Codebases are big, and a change to “the code” can often mean changing a few things here and there in a bunch of different places. Corporate wikis, full of company documentation and historical lore about the old timers who know exactly why this piece of duct tape is in this file, are big. The public web is big. Claude will search it all for you. It will use all the same tools you would: find, grep, pull a web page of documentation, submit a search query to Jira. It’ll be using curl instead of a web browser, but same concept. For you, it’s a pain that each of those tools and services has a slightly different interface, speaks a slightly different language. For a translation machine, these bumps create no impediment.

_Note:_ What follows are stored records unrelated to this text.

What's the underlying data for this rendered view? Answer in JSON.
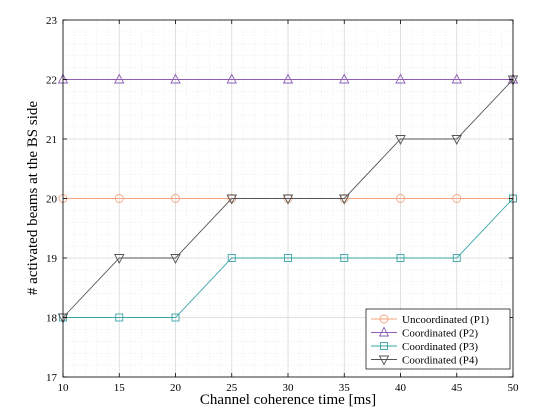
{
  "chart_data": {
    "type": "line",
    "xlabel": "Channel coherence time [ms]",
    "ylabel": "# activated beams at the BS side",
    "xlim": [
      10,
      50
    ],
    "ylim": [
      17,
      23
    ],
    "xticks": [
      10,
      15,
      20,
      25,
      30,
      35,
      40,
      45,
      50
    ],
    "yticks": [
      17,
      18,
      19,
      20,
      21,
      22,
      23
    ],
    "grid": true,
    "legend_position": "bottom-right",
    "x": [
      10,
      15,
      20,
      25,
      30,
      35,
      40,
      45,
      50
    ],
    "series": [
      {
        "name": "Uncoordinated (P1)",
        "marker": "circle",
        "color": "#f4a582",
        "values": [
          20,
          20,
          20,
          20,
          20,
          20,
          20,
          20,
          20
        ]
      },
      {
        "name": "Coordinated (P2)",
        "marker": "triangle-up",
        "color": "#8e5fb3",
        "values": [
          22,
          22,
          22,
          22,
          22,
          22,
          22,
          22,
          22
        ]
      },
      {
        "name": "Coordinated (P3)",
        "marker": "square",
        "color": "#3aa5a5",
        "values": [
          18,
          18,
          18,
          19,
          19,
          19,
          19,
          19,
          20
        ]
      },
      {
        "name": "Coordinated (P4)",
        "marker": "triangle-down",
        "color": "#555555",
        "values": [
          18,
          19,
          19,
          20,
          20,
          20,
          21,
          21,
          22
        ]
      }
    ]
  }
}
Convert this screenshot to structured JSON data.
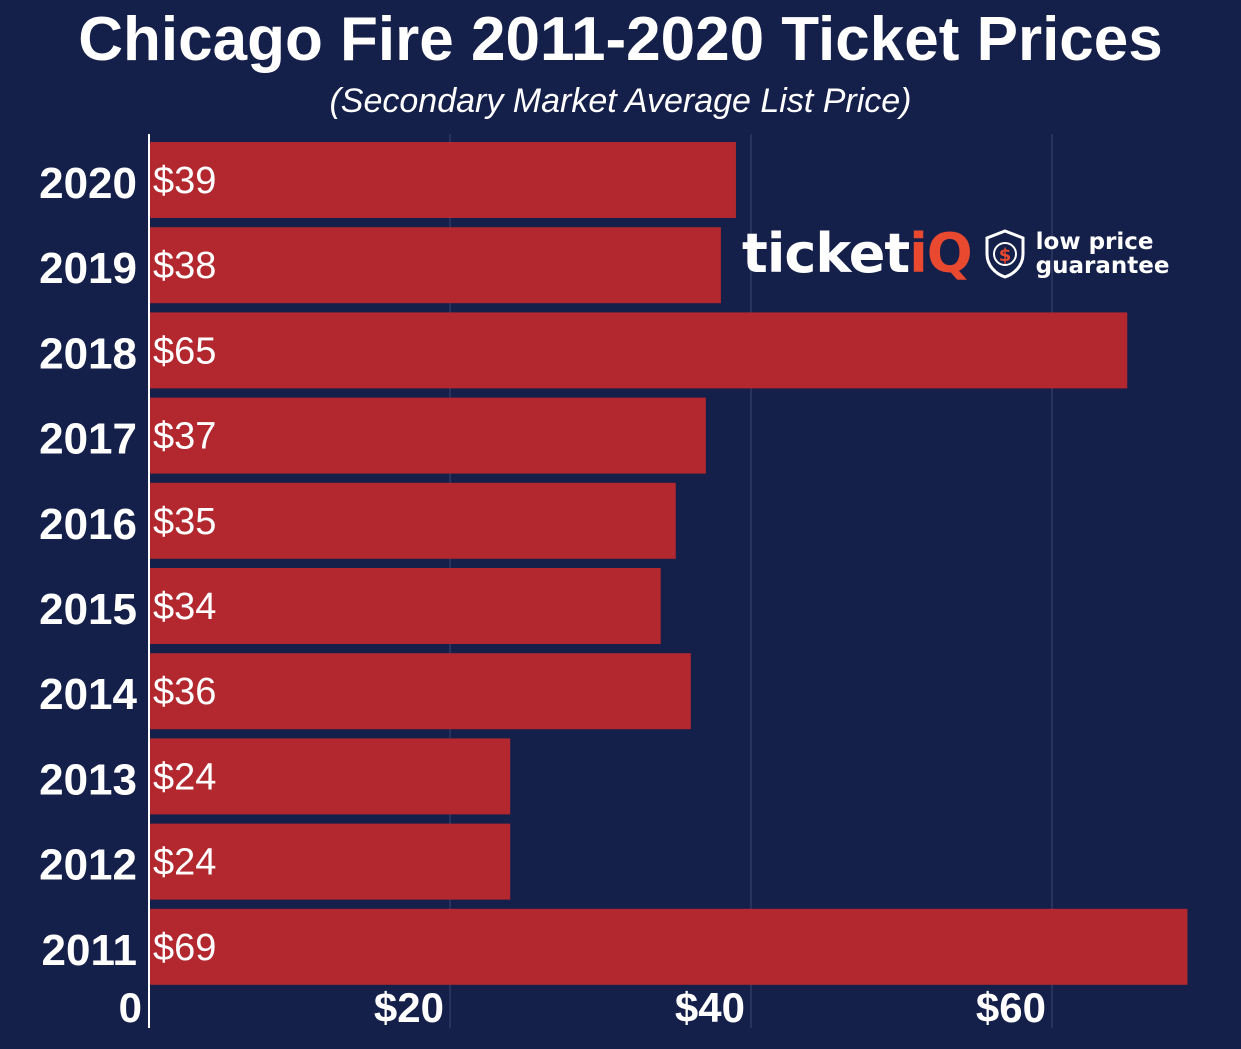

And what does this say about AI?
To use AI tools in effectively programming, you have to understand the limitations of their scope and apply them primarily to search and translation tasks.
You probably can’t extrapolate from any AI successes in programming to predict AI successes in domains that aren’t dominated by search and translation tasks.
Machine learning has plenty of other avenues for search and translation work that predate and continue alongside LLMs, which are neither the first nor the last word in this space.
I thought this was a quote by John von Neumann, but now I can’t find it anywhere, so maybe I made it up.